DUI for “Sleeping it off” in the Car


Many people are under the mistaken belief that a person can be arrested, charged, and convicted of a California DUI for sleeping in a vehicle while drunk without actually haven driven the vehicle. While this is the case in other, what are called, “dominion and control” states, California law requires that the person actually drive a vehicle.

All crimes, including DUI, have “elements.” Elements are facts that must be present for the person to be convicted of that crime. In California, driving a vehicle is an element to the crime of DUI.

In 1991, the California Supreme Court in the case of Mercer v. Department of Motor Vehicles held that the word “drive” in California’s DUI law means that the defendant volitionally and voluntarily moved the vehicle. The court has held that even a “slight movement” is enough to meet the element of driving.

So does the officer actually have to witness a slight movement of the vehicle to arrest a person for a California DUI? Unfortunately, no.

Through circumstantial evidence, a prosecutor can prove that person drove their vehicle without the officer actually witnessing the vehicle moving.

This is typically done when the officers find the vehicle at or close to the scene of an accident or when the officers find the vehicle in the middle of the road.
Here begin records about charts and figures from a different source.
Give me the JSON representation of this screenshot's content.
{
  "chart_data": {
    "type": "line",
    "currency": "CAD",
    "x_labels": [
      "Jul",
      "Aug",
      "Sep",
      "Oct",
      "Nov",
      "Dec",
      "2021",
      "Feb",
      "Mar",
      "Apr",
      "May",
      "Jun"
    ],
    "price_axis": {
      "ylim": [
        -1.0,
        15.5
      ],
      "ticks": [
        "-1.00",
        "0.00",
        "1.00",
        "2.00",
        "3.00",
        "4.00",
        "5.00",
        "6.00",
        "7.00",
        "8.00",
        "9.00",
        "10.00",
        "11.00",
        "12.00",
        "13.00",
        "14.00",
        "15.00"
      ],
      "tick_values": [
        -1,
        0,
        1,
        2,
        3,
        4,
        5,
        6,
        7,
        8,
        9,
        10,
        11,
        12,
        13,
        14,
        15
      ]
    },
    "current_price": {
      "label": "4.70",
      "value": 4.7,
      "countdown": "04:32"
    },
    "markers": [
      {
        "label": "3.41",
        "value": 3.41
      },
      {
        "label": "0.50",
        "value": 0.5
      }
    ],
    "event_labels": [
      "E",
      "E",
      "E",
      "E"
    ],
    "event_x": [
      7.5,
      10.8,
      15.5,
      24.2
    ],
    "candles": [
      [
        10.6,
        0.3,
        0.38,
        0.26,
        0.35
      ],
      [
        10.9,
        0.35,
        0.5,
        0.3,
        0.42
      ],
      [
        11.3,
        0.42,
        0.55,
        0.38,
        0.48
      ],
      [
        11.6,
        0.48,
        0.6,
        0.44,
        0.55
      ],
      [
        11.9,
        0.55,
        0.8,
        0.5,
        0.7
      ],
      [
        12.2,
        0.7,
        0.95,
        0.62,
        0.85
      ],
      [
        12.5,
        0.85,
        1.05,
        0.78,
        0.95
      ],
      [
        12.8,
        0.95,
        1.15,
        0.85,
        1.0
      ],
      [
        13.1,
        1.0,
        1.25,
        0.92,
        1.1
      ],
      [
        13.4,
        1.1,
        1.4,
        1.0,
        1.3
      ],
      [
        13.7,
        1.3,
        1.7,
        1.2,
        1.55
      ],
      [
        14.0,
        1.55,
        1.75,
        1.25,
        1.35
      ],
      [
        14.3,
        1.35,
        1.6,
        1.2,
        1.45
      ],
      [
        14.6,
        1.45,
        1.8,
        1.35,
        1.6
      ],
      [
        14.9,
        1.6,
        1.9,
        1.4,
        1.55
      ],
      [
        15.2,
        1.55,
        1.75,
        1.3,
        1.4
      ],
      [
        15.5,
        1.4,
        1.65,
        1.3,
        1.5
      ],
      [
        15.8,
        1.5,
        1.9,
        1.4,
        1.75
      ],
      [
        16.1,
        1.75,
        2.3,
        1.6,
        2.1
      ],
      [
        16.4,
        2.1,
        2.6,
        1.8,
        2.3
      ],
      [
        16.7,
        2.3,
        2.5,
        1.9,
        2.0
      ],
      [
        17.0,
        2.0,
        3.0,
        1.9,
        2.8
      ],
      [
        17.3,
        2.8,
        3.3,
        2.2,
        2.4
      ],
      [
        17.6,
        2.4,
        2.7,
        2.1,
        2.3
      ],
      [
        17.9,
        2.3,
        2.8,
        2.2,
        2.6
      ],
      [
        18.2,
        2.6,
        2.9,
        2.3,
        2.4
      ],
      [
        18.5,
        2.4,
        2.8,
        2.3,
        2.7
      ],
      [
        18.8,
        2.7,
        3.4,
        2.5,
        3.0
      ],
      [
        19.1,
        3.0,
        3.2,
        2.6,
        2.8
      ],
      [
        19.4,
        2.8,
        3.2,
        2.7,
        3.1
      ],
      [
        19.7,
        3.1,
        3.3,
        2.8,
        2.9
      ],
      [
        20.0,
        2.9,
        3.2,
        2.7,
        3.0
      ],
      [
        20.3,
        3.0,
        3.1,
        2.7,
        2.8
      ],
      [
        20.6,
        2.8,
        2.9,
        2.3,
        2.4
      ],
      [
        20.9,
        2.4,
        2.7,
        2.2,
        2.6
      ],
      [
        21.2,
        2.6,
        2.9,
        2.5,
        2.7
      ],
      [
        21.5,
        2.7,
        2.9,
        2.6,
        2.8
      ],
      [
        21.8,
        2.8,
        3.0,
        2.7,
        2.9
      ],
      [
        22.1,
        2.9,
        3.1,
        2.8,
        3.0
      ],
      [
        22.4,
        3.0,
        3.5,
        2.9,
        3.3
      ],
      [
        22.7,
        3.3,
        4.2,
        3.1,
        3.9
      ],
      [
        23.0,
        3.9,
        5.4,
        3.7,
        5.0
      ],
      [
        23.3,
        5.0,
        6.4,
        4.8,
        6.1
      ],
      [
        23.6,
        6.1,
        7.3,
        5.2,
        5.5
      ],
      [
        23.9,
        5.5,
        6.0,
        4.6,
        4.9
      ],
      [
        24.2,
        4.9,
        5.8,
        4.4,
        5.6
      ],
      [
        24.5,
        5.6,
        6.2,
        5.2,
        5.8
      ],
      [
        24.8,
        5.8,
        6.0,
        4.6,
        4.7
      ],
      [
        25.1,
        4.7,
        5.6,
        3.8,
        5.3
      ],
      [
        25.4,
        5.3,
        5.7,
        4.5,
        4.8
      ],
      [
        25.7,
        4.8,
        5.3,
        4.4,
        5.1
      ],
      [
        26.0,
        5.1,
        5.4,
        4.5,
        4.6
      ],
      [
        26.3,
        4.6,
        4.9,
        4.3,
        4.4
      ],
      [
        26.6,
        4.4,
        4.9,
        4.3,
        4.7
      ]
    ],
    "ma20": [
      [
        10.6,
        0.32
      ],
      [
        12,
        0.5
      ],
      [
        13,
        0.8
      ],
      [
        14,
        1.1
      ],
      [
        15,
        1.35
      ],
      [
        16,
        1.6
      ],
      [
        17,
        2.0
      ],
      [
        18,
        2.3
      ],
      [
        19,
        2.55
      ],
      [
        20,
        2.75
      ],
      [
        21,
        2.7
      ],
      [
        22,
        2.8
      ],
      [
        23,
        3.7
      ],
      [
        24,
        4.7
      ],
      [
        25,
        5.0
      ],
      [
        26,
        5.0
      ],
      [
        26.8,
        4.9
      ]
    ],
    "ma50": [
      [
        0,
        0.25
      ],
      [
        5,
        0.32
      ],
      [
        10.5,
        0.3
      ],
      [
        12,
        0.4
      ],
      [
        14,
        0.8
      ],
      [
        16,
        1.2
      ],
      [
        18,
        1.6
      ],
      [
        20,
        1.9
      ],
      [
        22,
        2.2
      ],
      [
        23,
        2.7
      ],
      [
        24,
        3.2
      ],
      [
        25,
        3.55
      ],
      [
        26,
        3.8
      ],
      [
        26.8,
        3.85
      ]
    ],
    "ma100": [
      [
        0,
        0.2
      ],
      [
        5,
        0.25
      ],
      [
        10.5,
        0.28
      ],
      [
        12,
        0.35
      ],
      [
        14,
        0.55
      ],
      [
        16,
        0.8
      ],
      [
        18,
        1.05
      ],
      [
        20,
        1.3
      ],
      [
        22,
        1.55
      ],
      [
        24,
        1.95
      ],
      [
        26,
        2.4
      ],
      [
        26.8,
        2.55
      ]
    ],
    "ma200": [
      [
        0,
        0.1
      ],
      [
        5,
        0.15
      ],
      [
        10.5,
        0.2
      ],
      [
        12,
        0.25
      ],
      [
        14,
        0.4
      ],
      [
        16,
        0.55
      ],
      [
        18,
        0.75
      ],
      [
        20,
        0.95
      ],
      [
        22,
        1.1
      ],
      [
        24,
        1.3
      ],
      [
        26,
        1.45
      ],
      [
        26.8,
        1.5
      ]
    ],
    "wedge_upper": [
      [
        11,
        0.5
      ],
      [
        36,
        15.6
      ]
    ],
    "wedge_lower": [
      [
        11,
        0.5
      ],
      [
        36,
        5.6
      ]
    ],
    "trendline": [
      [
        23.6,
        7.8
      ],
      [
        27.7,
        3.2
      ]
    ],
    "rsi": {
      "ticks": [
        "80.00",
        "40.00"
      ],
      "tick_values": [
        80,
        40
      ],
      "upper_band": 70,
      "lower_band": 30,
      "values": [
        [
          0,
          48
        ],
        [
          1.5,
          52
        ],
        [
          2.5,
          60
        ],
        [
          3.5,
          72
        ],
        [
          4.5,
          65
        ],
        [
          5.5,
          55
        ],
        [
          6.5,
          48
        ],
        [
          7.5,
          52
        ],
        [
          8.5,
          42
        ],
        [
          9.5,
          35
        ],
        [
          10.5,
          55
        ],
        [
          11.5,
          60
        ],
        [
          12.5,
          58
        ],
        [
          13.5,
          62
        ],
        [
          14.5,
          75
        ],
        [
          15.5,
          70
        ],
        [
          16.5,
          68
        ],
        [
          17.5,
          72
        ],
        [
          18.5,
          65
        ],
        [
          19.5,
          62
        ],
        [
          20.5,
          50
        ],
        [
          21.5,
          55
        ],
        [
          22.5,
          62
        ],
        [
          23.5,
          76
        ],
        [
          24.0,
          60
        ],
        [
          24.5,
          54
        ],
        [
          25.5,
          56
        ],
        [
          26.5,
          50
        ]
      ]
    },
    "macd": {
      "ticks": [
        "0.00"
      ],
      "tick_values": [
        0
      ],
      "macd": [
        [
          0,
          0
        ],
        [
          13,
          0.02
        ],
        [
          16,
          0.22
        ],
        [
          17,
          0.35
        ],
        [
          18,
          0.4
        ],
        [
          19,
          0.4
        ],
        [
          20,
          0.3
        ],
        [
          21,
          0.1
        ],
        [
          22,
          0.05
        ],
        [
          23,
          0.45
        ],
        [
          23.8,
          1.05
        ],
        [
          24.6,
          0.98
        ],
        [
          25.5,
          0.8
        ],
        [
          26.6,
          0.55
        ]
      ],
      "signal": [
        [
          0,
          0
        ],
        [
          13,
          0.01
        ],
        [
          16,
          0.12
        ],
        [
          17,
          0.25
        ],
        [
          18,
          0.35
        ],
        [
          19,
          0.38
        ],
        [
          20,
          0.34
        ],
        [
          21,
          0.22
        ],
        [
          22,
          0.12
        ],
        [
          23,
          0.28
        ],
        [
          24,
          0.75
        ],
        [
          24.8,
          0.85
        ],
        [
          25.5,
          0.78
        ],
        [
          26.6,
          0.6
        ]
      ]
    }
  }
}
Under either of these circumstances, often is the case that the driver is asleep in the vehicle and the officer does not actually see any movement of the vehicle.

If, however, the officers find a person asleep in a vehicle while under the influence and there are no other facts that would indicate that the driver recently drove the vehicle, the person cannot be arrested, charged, or convicted of a California DUI. An example of this would be when an officer finds an intoxicate person asleep in a vehicle that is parked in a driveway or parking lot. The office can, however, arrest the person for being drunk in public.

As I mentioned earlier, California is different than dominion and control states. In a dominion and control state, if a person is found asleep in a vehicle and they have dominion and control of the vehicle with the ability to drive, they can be arrested for a DUI in that state.